On Friday, 19 April 2013 at 22:56:00 UTC, bearophile wrote:
So, why isn't TimSort the default?
Probably because someone thinks that "on average" the other
sort is faster.
In theory the other should be faster, because if you relax the
constraints of the sort being stable I think in theory you
should be able to write a little faster sorting algorithm (I
don't know if this is true).
I'm just throwing my 2c in, but I think TimSort ought to be the
default. It's simply the safer option. Since worst-case
performance can be designed (and it can be designed unless the
pivots are, at least, pseudo-randomly chosen), there is a very
real risk of the default sort being used in a way that can be
compromised by an attacker. From this perspective, seems to be
like TimSort being default would support the design goal #5 of D,
"Make doing things the right way easier than the wrong way."
Plus, TimSort seems to be faster in most cases in my attempts.

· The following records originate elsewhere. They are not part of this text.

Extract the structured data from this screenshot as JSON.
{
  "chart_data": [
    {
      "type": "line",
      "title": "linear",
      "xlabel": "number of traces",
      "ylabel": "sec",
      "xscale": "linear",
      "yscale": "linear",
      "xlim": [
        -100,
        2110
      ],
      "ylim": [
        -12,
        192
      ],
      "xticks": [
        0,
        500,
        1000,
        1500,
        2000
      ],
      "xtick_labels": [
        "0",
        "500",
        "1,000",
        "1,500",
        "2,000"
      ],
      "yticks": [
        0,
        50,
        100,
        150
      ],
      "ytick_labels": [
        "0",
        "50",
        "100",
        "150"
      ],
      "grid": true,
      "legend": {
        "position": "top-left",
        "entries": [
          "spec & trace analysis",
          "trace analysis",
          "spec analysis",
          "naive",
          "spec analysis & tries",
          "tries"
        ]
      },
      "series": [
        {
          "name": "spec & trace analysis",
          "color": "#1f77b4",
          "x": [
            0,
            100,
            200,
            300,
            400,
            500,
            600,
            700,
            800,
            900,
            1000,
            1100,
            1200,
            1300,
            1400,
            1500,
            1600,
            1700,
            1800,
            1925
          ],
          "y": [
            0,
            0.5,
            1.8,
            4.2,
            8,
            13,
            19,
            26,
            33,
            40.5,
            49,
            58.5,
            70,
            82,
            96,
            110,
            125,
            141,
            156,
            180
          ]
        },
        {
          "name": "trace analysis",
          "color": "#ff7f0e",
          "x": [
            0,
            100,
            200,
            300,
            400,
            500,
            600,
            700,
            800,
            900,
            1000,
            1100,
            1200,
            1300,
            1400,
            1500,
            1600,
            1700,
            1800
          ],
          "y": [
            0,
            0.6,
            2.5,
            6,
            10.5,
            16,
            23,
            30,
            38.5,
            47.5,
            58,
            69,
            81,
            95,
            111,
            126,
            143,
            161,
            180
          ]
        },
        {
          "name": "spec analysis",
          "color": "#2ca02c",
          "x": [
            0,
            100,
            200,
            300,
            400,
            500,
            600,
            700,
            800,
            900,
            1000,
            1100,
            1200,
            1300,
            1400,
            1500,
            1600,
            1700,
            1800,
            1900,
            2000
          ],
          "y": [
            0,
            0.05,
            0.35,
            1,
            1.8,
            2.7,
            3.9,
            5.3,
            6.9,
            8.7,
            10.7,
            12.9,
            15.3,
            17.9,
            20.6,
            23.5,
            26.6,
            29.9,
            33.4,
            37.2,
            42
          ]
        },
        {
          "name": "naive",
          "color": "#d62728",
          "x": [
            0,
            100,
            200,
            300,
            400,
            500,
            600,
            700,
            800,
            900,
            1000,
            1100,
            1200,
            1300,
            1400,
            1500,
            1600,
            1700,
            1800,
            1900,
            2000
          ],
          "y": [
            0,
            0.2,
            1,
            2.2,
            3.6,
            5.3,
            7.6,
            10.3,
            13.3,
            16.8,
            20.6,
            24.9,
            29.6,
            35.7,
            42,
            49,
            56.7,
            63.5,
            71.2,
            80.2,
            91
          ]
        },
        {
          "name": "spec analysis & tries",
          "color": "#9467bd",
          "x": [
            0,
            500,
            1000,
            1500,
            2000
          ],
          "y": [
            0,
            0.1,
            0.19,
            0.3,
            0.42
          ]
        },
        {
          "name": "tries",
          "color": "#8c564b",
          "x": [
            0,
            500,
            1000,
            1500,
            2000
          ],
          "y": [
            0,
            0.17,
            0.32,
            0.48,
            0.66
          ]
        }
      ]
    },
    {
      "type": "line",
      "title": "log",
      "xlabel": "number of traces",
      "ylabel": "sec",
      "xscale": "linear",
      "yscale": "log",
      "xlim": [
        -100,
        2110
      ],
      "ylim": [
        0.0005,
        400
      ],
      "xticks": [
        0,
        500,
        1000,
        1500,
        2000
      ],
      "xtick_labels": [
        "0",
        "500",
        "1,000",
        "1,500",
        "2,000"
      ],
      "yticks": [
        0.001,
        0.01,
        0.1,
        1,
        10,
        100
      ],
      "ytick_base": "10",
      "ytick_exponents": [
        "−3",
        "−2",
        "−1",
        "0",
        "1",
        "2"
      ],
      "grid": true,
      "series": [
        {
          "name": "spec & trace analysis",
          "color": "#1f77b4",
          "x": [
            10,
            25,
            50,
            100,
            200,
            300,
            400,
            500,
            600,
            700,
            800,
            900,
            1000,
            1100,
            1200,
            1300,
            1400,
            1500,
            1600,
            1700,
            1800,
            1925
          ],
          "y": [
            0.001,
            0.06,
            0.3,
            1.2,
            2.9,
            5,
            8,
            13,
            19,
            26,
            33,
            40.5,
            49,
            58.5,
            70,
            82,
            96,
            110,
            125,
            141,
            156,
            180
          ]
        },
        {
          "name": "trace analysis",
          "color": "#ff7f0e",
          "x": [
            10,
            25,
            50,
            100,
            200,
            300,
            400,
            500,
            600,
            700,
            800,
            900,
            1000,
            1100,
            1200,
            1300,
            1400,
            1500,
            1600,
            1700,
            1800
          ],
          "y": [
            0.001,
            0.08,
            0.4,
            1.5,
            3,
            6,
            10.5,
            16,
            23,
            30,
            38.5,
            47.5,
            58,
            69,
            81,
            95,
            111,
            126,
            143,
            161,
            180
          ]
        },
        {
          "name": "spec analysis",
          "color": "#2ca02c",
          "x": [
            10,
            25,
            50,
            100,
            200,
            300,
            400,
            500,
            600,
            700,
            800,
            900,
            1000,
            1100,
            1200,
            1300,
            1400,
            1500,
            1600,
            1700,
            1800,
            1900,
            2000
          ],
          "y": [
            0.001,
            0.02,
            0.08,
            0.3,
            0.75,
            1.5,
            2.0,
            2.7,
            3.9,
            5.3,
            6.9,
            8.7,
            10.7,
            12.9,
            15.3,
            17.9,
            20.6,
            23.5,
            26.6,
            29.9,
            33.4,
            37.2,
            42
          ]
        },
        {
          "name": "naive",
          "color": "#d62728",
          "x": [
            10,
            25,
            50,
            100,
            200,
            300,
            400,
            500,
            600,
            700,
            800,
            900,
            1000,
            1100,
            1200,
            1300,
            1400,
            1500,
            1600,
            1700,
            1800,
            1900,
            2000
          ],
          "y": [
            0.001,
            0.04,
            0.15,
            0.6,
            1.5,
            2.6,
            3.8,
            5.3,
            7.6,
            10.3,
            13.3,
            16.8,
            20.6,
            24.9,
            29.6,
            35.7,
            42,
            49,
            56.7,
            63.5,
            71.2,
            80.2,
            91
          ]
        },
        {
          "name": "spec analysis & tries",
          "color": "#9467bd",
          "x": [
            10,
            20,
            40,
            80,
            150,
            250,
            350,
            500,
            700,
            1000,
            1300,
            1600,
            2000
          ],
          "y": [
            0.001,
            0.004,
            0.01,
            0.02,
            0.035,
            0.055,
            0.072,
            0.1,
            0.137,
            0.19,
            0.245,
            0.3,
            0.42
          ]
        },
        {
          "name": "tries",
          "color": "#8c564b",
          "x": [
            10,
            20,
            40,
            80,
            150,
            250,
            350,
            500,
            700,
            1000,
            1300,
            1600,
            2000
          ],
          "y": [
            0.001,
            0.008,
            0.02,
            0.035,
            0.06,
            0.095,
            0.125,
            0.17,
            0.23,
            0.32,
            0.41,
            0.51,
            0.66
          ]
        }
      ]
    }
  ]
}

The only cases I could find that it wasn't faster is when I could
guarantee that the data I was passing in had no order to it. In
cases where you suspect (but can't guarantee) data is sorted when
passed in (think fetching from a web API and it gives you sorted
data, but the docs don't say it should), calling TimSort is
nearly as fast as calling an "isSorted" ... So, my recommendation
is to just call TimSort and don't worry about the extra branching
code ([checking sortedness, if not sorted, call sort] vs [call
sort]). This makes it so the "fast" code is also very convenient
to write.
TBH, though, I think the reason that TimSort is not the default
is because it was added only semi-recently. The old stable sort
was not nearly as fast as the unstable sort (and, in fact, IIRC,
it didn't work properly when I tried it). I doubt that someone
intentionally said that quicksort was faster than TimSort on
average ... it's just that no one thought to change the default
when TimSort was added.
Maybe an enhancement request could be made on this?